Some example field markup:

<<field:name>>
<<field:ip regex="\d{1,3}\.\d{1,3}\.\d{1,3}\.\d{1,3}" >>
<<field:name defaultValue=”Joe Bloggs” >>
<<field:rank required >>

Creating a Configuration File

Next, you will need to run a Baleen pipeline to convert the template document into a template configuration file. A sample pipeline for doing this is as follows (refer to the Javadoc for full details):

collectionreader:
  class: FolderReader
  folders:
  - ./recordDefinitionInput

annotators:
- templates.TemplateFieldDefinitionAnnotator
- templates.TemplateRecordDefinitionAnnotator

consumers:
- class: template.TemplateRecordConfigurationCreatingConsumer
  outputDirectory: recordDefinitions

Processing Documents

Now we have our configuration file, we can use it to process documents conforming to the template. For instance:

collectionreader:
  class: FolderReader
  folders:
  - ./documents

annotators:
- class: templates.TemplateAnnotator
  recordDefinitionsDirectory: recordDefinitions

The TemplateAnnotator annotates the actual document (JCas) with the new Record and Field types. Since multiple templates can be used within the same pipeline, that is multiple record annotators with different template definitions as input, record annotations are given a source attribute to allow other annotator to understand their provenance.

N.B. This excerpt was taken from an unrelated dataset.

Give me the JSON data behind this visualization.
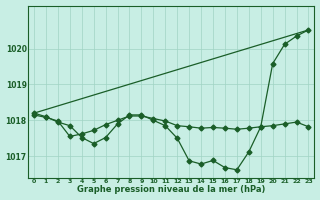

Downstream annotators will need to be aware of Record and Field annotation types if you wish to exploit these in your pipeline (for instance the annotators under the uk.gov.dstl.baleen.annotators.templates package). Alternatively, one of the template consumers could be used to output the annotated document to, for example, Mongo and a second pipeline could then ingest the data from Mongo and process only the relevant fields.